April 18, 1AI learned from the beanbag big model team that UI-TARS-1.5 was officially released yesterday andOpen Source. This is an open source visual-linguistic model built on themultimodal intelligenceThe company is able to perform all kinds of tasks efficiently in the virtual world.

The relevant links are below:
- GitHub:https://github.com/bytedance/UI-TARS
- Website:https://seed-tars.com/
- Arxiv:https://arxiv.org/abs/2501.12326
UI-TARS-1.5 is based onbyteThe previously proposed native intelligentsia scheme, UI-TARS, further enhances the model's higher-order reasoning capabilities through reinforcement learning, enabling the model toThink before you act..
This version of the model also shows the team's new vision of using games as a vehicle to enhance the reasoning capabilities of the underlying model. Games rely more on intuitive, common-sense reasoning and less on specialized knowledge than domains such as math and programming, making them often ideal test scenarios for assessing and enhancing the general capabilities of future models.
According to the introduction, UI-TARS is a native GUI intelligence body, with the ability to operate real computer and cell phone systems, and at the same time, can also control the browser, complete complex interactive tasks.UI-TARS-1.5 can realize accurate GUI operation, based on the team's technical exploration in four dimensions:
- Enhanced visual perception:Relying on large-scale interface screenshot data, the model understands the semantics and context of the elements to form an accurate description.

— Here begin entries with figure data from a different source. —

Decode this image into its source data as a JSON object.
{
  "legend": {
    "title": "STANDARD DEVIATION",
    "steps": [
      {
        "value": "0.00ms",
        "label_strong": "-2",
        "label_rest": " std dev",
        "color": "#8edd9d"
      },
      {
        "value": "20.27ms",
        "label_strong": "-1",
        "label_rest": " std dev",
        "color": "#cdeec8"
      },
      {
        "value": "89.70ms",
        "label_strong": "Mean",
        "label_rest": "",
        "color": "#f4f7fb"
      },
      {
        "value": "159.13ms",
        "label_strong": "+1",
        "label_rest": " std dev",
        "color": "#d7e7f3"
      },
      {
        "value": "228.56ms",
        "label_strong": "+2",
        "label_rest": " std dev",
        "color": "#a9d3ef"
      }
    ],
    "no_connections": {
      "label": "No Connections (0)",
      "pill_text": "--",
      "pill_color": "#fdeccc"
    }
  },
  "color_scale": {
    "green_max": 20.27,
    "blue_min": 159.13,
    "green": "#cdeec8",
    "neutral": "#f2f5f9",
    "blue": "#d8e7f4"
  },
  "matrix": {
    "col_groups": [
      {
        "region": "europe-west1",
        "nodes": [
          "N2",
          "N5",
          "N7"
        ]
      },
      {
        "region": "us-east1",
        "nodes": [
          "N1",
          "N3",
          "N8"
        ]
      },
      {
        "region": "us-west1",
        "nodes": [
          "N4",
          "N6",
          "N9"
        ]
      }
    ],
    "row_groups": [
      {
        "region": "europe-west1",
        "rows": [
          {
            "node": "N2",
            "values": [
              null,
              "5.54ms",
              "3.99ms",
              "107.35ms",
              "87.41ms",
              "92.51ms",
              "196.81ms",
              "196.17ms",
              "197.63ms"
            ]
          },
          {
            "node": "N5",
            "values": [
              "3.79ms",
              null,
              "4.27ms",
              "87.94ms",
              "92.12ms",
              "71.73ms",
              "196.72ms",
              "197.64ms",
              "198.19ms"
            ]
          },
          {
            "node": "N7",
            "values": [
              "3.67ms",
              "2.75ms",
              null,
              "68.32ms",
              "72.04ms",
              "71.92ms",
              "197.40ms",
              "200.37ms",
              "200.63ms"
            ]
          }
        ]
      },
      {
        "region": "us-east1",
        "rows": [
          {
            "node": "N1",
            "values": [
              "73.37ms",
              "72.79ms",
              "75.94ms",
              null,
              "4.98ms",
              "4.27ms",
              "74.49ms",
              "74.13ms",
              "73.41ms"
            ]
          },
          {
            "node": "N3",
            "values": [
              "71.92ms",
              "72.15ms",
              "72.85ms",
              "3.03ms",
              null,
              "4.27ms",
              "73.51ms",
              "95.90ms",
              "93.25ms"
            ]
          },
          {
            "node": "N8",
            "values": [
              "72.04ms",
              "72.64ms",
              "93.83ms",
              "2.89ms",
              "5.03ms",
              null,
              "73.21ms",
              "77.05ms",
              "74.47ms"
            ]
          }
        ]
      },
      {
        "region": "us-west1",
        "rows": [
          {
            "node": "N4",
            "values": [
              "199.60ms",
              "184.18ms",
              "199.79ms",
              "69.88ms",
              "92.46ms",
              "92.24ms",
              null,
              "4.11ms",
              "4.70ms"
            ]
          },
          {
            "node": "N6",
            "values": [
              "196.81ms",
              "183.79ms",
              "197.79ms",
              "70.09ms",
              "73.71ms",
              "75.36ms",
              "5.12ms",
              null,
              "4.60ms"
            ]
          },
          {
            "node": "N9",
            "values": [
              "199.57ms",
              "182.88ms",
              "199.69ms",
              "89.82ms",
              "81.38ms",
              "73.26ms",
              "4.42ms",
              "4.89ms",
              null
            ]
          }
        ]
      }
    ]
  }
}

- System 2 Reasoning Mechanisms:Generate "thought" before action to support multi-step planning and decision making for complex tasks.
- Unified action modeling:Build a cross-platform standardized action space to improve action controllability and execution accuracy through real trajectory learning.
- Self-evolving training paradigms:Through automated interactive trajectory acquisition and reflective training, the model continuously improves from errors and adapts to complex environmental changes.